When I was first realizing I might be asexual, I did feel like a freak. I guess sometimes I still do. I’ve grown to accept my asexuality as a part of my queerness, but it’s still a process. Sex seems like such an integral part of life and society, no matter if you’re straight/gay/lesbian/bi/pan/queer, so it’s still easy to feel like more of an outsider when you look at sex and just feel “meh”.
So many horror stories use sex as a tool somehow. Randy’s rules in Scream say, “Sex equals death,” then he goes on to point out, “it’s a sin factor.” Sex is used to drive story plots a lot, be it the campy movie where the killer is waiting for the couple to be vulnerable mid-coitus or during the sweet, sweet afterglow or the naked girl running screaming from the monster or, more in a more serious way, the rape revenge subgenre. Sometimes it’s there as a joke and sometimes it’s there to address something more serious but, either way, starting around the 1970’s, sex was common in horror.
As far as sex and sexuality, we’re seeing more open LGBTQ+ creators and characters as the years go on. The standards for those characters are low, meaning that they’re not the butt of the jokes and they don’t die, but it’s a bar a lot of stories still fail to get over- looking over at Willow and Tara, to say the least. We only just got our first openly LGBTQ+ character in the Scream franchise and she lived (for now).

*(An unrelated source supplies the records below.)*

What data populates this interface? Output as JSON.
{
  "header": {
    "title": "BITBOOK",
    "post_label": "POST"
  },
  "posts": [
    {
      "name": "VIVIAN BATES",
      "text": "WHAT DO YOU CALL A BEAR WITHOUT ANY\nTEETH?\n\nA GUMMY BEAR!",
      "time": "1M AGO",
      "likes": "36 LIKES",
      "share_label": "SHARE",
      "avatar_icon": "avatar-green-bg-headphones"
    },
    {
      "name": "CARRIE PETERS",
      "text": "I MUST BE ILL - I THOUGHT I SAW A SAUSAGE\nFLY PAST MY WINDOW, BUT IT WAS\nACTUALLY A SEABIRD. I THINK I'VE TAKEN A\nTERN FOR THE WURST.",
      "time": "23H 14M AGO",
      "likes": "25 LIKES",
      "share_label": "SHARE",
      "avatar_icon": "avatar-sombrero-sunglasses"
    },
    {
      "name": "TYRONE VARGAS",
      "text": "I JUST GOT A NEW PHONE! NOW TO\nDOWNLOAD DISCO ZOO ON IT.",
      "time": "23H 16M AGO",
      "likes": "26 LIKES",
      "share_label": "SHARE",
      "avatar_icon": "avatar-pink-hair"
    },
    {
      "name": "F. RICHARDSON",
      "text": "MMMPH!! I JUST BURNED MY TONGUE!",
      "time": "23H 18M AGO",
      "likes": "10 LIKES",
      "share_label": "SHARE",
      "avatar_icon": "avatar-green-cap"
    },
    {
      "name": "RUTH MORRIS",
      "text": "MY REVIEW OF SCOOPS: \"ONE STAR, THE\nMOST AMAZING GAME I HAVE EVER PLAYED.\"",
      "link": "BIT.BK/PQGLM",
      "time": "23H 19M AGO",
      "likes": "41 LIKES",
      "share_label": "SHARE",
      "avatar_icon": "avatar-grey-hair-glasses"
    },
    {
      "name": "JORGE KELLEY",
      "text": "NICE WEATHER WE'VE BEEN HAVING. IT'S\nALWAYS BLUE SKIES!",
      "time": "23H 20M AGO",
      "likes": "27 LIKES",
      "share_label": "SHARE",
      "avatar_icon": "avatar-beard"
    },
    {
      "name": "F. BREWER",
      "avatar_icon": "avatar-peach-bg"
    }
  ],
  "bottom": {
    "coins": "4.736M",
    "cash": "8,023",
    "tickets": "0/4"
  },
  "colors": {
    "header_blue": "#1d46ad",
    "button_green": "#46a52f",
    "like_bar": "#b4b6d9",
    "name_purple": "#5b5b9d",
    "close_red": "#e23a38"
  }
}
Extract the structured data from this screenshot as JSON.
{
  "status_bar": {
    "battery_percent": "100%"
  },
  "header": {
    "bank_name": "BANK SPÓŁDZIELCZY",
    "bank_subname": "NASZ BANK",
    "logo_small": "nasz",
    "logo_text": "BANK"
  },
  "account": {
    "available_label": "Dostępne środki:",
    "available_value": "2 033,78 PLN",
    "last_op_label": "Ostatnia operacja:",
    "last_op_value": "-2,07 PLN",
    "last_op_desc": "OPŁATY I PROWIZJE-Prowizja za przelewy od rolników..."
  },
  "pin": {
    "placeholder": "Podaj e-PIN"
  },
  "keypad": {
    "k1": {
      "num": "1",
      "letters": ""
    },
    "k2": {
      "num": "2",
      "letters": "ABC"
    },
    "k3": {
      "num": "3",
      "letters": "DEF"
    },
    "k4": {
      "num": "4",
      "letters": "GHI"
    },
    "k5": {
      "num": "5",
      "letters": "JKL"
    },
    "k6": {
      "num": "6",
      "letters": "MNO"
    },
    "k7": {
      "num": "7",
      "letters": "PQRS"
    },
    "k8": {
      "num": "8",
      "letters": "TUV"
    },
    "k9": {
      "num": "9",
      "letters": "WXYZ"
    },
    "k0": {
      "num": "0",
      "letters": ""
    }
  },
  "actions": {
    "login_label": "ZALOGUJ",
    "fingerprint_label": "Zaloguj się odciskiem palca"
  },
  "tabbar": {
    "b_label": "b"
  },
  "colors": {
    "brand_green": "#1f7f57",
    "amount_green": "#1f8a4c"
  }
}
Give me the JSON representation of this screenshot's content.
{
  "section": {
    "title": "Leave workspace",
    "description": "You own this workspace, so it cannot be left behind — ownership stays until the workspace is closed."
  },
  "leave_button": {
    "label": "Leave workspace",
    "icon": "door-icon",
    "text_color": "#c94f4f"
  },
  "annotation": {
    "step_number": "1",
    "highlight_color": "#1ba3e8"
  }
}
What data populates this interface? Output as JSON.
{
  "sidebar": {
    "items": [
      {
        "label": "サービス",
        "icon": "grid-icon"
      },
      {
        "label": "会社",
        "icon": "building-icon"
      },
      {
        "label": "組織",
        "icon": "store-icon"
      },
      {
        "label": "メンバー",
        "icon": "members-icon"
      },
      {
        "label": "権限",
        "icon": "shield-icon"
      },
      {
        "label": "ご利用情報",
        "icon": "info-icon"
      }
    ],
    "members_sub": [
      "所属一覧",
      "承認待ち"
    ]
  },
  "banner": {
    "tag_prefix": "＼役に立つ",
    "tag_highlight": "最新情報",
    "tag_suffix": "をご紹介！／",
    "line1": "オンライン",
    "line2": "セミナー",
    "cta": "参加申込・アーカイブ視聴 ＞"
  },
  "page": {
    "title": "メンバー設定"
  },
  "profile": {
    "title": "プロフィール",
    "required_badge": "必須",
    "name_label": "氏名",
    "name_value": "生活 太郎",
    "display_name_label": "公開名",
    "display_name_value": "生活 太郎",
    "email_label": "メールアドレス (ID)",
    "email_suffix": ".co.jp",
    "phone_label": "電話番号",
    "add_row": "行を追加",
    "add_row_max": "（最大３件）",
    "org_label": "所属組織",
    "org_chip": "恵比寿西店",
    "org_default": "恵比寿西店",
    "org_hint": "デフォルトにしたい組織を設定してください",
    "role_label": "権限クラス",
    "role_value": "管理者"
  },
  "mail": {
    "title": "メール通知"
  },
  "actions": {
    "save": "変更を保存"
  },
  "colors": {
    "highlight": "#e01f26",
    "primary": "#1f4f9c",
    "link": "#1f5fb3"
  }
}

While there are a good handful of horror characters we can feel are asexual, there haven’t been any explicitly open asexual characters. Off the top of my head, I feel that Nancy of A Nightmare on Elm Street and Sidney of the Scream franchise could be asexual. And before you argue “Well, they both have kids so they must have had sex-” there are parents and married couples who are on the asexual spectrum. Meaningful relationships and marriages aren’t solely based on sex.
While those on the asexual spectrum might not crave sex, we crave the countless other forms of intimacy that aren’t sexual. Cuddling, sharing memes or inside jokes, sharing food or knowing someone’s favorite candy, and most definitely watching horror movies together.